In response, the Dark Mountain journal has collected together a series of works of what it called ‘Uncivilization writing’. This is writing that attempts to look beyond the collapse, to look unflinchingly at the possibility of the end of civilization. The false hope that characterises debate at the moment is a challenge to artists, writers and storytellers to re-shape it, speak honestly, and start looking deeper. There is a website and a network for discussion, and now a conference. It’s a growing discussion, and one that is controversial. Even the most depressing of environmental books has ‘the happy chapter’ at the end. “If you want to be loved,” they warn interested parties, “it might be best not to get involved.”

For some, this whole discussion is something of a betrayal. It sounds like giving up, letting the world go hang. I don’t think that’s the founder’s intentions, although it’s hard to tell how much of the idea is campaigner burnout rather than a real vision for something new.

So I’ll have to think about this one. Honesty is vital, and I welcome the call to truth telling. I also accept their critique of much environmental campaigning – so many online petitions and marches, so little achieved. The question of whether or not we can change resonates too. I don’t think it is too late to prevent the worst of climate change, although whether or not we will summon the will and overcome our own greed and selfishness is a very different thing. I’m involved in writing and campaigning because I believe some things can be changed, and hitting the wall at 98 miles and hour is still better than hitting it at 100. I’m involved in Transition Towns because the focus is on resilience, on being prepared. It’s an approach that builds for the future, whatever it may be. That probably puts my own philosophy somewhere halfway between the Dark Mountain crowd and the mainstream.
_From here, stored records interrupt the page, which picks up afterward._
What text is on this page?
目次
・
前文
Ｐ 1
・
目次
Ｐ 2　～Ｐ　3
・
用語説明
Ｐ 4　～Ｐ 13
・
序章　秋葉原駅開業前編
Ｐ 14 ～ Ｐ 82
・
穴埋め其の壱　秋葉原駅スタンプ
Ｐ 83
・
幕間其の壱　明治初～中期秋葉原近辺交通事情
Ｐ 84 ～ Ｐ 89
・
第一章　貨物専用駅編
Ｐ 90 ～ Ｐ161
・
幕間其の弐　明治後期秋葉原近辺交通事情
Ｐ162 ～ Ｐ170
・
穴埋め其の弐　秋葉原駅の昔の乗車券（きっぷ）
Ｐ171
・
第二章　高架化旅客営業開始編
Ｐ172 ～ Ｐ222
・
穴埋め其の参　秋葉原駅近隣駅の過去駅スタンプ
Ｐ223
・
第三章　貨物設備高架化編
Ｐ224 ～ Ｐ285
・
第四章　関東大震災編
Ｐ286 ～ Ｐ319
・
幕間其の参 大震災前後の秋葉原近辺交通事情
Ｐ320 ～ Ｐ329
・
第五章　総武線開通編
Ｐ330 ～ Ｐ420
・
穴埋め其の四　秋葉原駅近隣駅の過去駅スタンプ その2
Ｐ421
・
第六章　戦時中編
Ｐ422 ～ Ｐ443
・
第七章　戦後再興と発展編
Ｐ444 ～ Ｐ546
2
I’m interested to read some ‘Uncivilization writing’, and judge for myself. In the meantime, I’m inspired by a profound tradition and a different literature – that of prophetic resistance. “We must do what we conceive to be the right thing and not bother our heads or burden our souls with whether we’re going to be successful,” said E F Schumacher. “Let the lie come into the world” as Alexandr Solzhenitsyn said of communism, “but not through me”. “As for me and my house”, Joshua told the apostate Israelites, “we will serve the Lord.”

The future is uncertain, and we all get to choose how we respond. Denial is perhaps the most popular choice, with wishful thinking a close second. Anger and despondency remain, and then there’s hope. In some ways the final outcome is not important. We can attempt to second-guess the future and work out how we should act, or there’s a simpler question – what’s the right thing to do? The world may be a smoking wreck in 50 years time, this is true. If it is, I want to know that I did everything I could to prevent it. It may be too late to steer away from the rapids, but I’ll be paddling anyway.